İHD avukatlarından Fazıl Ahmet Tamer ise Murat Şalcı'nın dün hastaneden taburcu edildiğini hatırlatarak, Şalcı'nın 4 ay boyunca müşahede altında tutularak takip edilmesi gerektiğini söyledi. Tamer, müvekkilleri için, gece saatlerinde Taksim Polis Merkezi Amirliği'ne geldiklerinde sürekli insan çığlıkları duyduğunu, bunun nedenini sorduğunda ise "kendi kendilerine bağırıyorlar" şeklinde cevap aldığını belirtti. Fazıl Ahmet Tamer, bu nedenle birçok avukat arkadaşının buraya gelmek istemediğini de sözlerine ekledi.
İHD üyeleri açıklamanın ardından "İnsanlık onuru işkenceyi yenecek" şeklinde slogan atarak protestolarını sürdürdü.
Festus Okey de orada ölmüştü
Taksim Polis Merkezi, benzer olaylarla da daha önce sık sık kamuoyunun gündemine geldi.
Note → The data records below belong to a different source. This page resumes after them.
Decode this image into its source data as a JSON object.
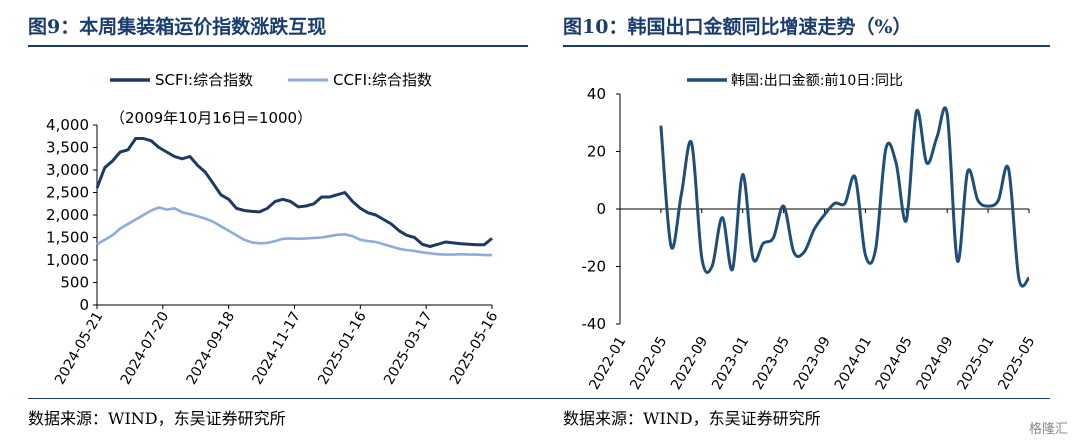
{
  "left": {
    "title": "图9：本周集装箱运价指数涨跌互现",
    "source": "数据来源：WIND，东吴证券研究所",
    "chart_data": {
      "type": "line",
      "title": "",
      "annotation": "（2009年10月16日=1000）",
      "x_tick_labels": [
        "2024-05-21",
        "2024-07-20",
        "2024-09-18",
        "2024-11-17",
        "2025-01-16",
        "2025-03-17",
        "2025-05-16"
      ],
      "y_tick_labels": [
        "0",
        "500",
        "1,000",
        "1,500",
        "2,000",
        "2,500",
        "3,000",
        "3,500",
        "4,000"
      ],
      "ylim": [
        0,
        4000
      ],
      "x_range_weeks": [
        0,
        51
      ],
      "legend_position": "top",
      "grid": false,
      "series": [
        {
          "name": "SCFI:综合指数",
          "color": "#1f3864",
          "x": [
            0,
            1,
            2,
            3,
            4,
            5,
            6,
            7,
            8,
            9,
            10,
            11,
            12,
            13,
            14,
            15,
            16,
            17,
            18,
            19,
            20,
            21,
            22,
            23,
            24,
            25,
            26,
            27,
            28,
            29,
            30,
            31,
            32,
            33,
            34,
            35,
            36,
            37,
            38,
            39,
            40,
            41,
            42,
            43,
            44,
            45,
            46,
            47,
            48,
            49,
            50,
            51
          ],
          "values": [
            2600,
            3050,
            3200,
            3400,
            3450,
            3700,
            3700,
            3650,
            3500,
            3400,
            3300,
            3250,
            3300,
            3100,
            2950,
            2700,
            2450,
            2350,
            2150,
            2100,
            2080,
            2070,
            2150,
            2300,
            2350,
            2300,
            2180,
            2200,
            2250,
            2400,
            2400,
            2450,
            2500,
            2300,
            2150,
            2050,
            2000,
            1900,
            1800,
            1650,
            1550,
            1500,
            1350,
            1300,
            1350,
            1400,
            1380,
            1360,
            1350,
            1340,
            1340,
            1480
          ]
        },
        {
          "name": "CCFI:综合指数",
          "color": "#8faadc",
          "x": [
            0,
            1,
            2,
            3,
            4,
            5,
            6,
            7,
            8,
            9,
            10,
            11,
            12,
            13,
            14,
            15,
            16,
            17,
            18,
            19,
            20,
            21,
            22,
            23,
            24,
            25,
            26,
            27,
            28,
            29,
            30,
            31,
            32,
            33,
            34,
            35,
            36,
            37,
            38,
            39,
            40,
            41,
            42,
            43,
            44,
            45,
            46,
            47,
            48,
            49,
            50,
            51
          ],
          "values": [
            1350,
            1450,
            1550,
            1700,
            1800,
            1900,
            2000,
            2100,
            2170,
            2120,
            2150,
            2060,
            2020,
            1970,
            1920,
            1850,
            1750,
            1650,
            1550,
            1450,
            1390,
            1370,
            1380,
            1420,
            1470,
            1480,
            1470,
            1480,
            1490,
            1500,
            1530,
            1560,
            1570,
            1530,
            1450,
            1420,
            1400,
            1350,
            1300,
            1250,
            1220,
            1200,
            1170,
            1150,
            1130,
            1120,
            1120,
            1130,
            1120,
            1120,
            1110,
            1110
          ]
        }
      ]
    }
  },
  "right": {
    "title": "图10：韩国出口金额同比增速走势（%）",
    "source": "数据来源：WIND，东吴证券研究所",
    "chart_data": {
      "type": "line",
      "title": "",
      "x_tick_labels": [
        "2022-01",
        "2022-05",
        "2022-09",
        "2023-01",
        "2023-05",
        "2023-09",
        "2024-01",
        "2024-05",
        "2024-09",
        "2025-01",
        "2025-05"
      ],
      "y_tick_labels": [
        "-40",
        "-20",
        "0",
        "20",
        "40"
      ],
      "ylim": [
        -40,
        40
      ],
      "x_range_months": [
        0,
        40
      ],
      "legend_position": "top",
      "grid": false,
      "series": [
        {
          "name": "韩国:出口金额:前10日:同比",
          "color": "#1f4e79",
          "x": [
            4,
            5,
            6,
            7,
            8,
            9,
            10,
            11,
            12,
            13,
            14,
            15,
            16,
            17,
            18,
            19,
            20,
            21,
            22,
            23,
            24,
            25,
            26,
            27,
            28,
            29,
            30,
            31,
            32,
            33,
            34,
            35,
            36,
            37,
            38,
            39,
            40
          ],
          "values": [
            29,
            -13,
            5,
            23,
            -17,
            -20,
            -3,
            -21,
            12,
            -17,
            -12,
            -10,
            1,
            -15,
            -15,
            -7,
            -2,
            2,
            2,
            11,
            -16,
            -14,
            21,
            16,
            -4,
            34,
            16,
            25,
            33,
            -18,
            13,
            3,
            1,
            3,
            14,
            -24,
            -24
          ]
        }
      ]
    }
  },
  "watermark": "格隆汇"
}
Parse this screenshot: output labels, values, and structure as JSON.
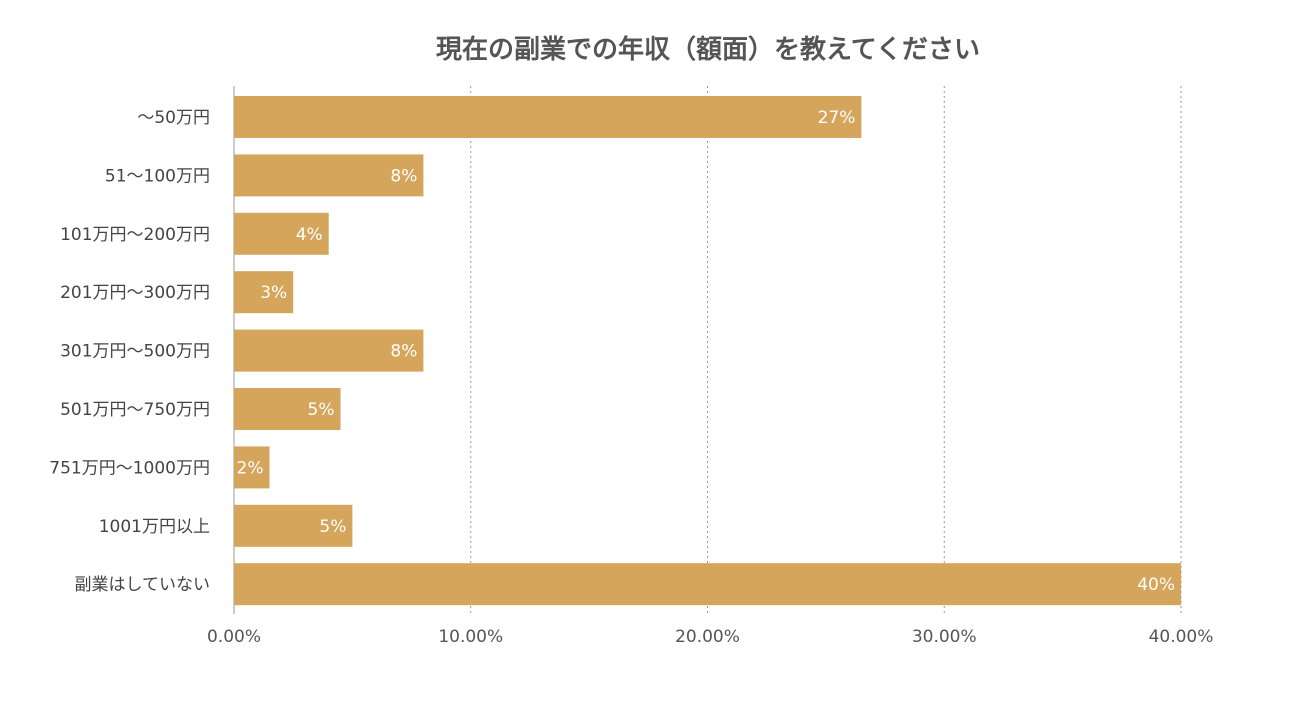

Nijeryalı Festus Okey, 20 Ağustos 2008'de Taksim Polis Merkezi'nde vurularak öldürüldü. 10 Ağustos 2008'de yine Taksim Polis Merkezi'de dövülüp yola atılan Mehmet Nezir Çirik'in dalağı alındı. 8 Haziran 2008'de Taksim Polis Merkezi'nde dövülen Sezai Yakar'ın burnu ve eli kırıldı. 6 Mayıs 2008'de Ferhat Yalçınkaya tahta coplarla dövüldü, yüzüne sprey sıkılıp Yedikule'ye atıldı.
2009 yılında da avukat Ümit Ulaş ve bir stajyer avukat, kendilerini durduran polise kimliğini sordukları için Taksim Polis Merkezi'nde dövülmüş, bu nedenle baro tarafından karakol önünde protesto düzenlenmişti.
02 Kasım 2011'de yine aynı karakolda diş hekimi Mehmet Çavdaroğlu işkence gördü ve 16 polis bu nedenle yargılandı. Taksim Polis Merkezi'nde son olarak geçtiğimiz Mart ayında, bir gece kulübündeki kimlik kontrolü sırasında gözaltılan alınan kadın tecavüze uğradı. Tecavüz ettiği iddia edilen komiser yardımcısı tutuklandı.